Gedanken zur CES: Die Elektro-Shuttle kommen – nur wann?
Das Auto der Zukunft ist eine Knutschkugel. Dieser Eindruck hat sich nach einem Besuch der Technikmesse CES in Las Vegas verfestigt. Den kleinen Shuttlebussen wird einmal die Stadt gehören, da waren sich die meisten Aussteller einig. Der Elektroantrieb ist dabei eine Selbstverständlichkeit.
Wer die Messen dieser Welt vor allem durch die Brille der Elektromobilität betrachtet, der konnte beim Spaziergang durch die Ausstellung in Las Vegas zunächst etwas enttäuscht sein. Ladestationen begegnete man nur sporadisch, etwa bei Chargepoint und EVBox. Auch mit dem E-Antrieb mochte niemand protzen. Erst auf den zweiten Blick wurde deutlich: Hier ist ja fast alles elektrisch! Die meisten Mobilitätskonzepte, die auf der CES zu sehen waren, hatten nämlich zwei Dinge gemeinsam – eine Batterie im Fahrzeugboden und Elektrotraktion in Radnähe.

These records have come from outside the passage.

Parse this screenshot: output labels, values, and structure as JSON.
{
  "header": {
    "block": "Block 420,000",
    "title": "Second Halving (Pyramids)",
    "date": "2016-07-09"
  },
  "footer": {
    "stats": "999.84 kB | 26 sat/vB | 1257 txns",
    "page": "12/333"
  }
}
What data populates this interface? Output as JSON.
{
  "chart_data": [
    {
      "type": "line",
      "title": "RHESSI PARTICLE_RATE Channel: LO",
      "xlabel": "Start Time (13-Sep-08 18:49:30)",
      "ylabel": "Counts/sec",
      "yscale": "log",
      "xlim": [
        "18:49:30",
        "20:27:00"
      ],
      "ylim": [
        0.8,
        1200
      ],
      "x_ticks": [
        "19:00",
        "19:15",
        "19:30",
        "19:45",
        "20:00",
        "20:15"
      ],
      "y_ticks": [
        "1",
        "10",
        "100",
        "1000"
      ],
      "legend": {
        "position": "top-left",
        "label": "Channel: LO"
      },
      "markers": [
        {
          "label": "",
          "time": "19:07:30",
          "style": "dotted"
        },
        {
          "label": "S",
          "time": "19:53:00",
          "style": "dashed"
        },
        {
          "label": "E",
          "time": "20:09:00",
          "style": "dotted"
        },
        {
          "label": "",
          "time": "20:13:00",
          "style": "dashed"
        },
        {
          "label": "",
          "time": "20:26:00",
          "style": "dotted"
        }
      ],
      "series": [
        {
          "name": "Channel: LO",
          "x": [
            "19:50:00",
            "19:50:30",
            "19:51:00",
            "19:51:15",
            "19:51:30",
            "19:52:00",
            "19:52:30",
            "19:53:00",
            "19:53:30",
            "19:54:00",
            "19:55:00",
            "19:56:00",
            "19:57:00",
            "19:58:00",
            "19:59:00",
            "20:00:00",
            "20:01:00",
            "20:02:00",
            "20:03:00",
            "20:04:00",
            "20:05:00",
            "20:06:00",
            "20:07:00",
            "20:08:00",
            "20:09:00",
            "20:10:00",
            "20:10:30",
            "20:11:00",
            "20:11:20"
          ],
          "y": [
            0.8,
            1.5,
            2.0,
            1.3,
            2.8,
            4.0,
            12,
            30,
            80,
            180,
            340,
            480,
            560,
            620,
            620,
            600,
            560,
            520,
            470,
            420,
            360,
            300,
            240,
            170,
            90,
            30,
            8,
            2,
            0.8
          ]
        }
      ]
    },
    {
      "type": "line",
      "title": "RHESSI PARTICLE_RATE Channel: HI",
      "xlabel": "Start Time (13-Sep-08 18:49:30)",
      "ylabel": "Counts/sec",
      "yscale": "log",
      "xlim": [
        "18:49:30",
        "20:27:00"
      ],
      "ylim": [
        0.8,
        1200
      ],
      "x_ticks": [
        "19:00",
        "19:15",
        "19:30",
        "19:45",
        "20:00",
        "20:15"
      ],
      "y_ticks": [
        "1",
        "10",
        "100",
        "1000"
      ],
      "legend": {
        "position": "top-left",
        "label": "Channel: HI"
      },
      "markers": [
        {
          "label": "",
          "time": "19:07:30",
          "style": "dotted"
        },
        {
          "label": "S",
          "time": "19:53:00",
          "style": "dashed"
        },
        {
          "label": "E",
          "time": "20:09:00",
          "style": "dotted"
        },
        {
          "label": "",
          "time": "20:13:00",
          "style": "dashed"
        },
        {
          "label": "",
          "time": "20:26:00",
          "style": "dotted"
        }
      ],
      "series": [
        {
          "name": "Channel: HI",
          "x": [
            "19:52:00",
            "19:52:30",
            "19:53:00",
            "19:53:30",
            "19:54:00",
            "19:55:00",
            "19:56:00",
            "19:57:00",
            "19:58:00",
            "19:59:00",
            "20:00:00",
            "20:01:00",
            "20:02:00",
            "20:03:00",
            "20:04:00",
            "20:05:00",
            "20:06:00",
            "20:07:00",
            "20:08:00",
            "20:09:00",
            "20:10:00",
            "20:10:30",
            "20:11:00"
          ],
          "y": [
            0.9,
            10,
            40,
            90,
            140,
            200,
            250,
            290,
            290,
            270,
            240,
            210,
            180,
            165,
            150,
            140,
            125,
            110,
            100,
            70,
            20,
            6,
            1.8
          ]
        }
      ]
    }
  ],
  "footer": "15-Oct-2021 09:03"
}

Die gute Nachricht lautet also: Der elektrische Antrieb wird so etwas wie Commodity – Standardware also, die niemand mehr infrage stellt. So ähnlich hatte es schon Byton-CEO Carsten Breitfeld vor einiger Zeit in einem Interview mit electrive.net bezeichnet. Der elektrische wird sich als einzig sinnvoller Antrieb in den Städten durchsetzen, da waren sich die Experten auch bei unseren Gesprächen in Las Vegas einig. Den Unterschied machten die Aussteller deshalb beim digitalen Innenleben der Fahrzeuge sowie bei der Größe der verbauten Displays.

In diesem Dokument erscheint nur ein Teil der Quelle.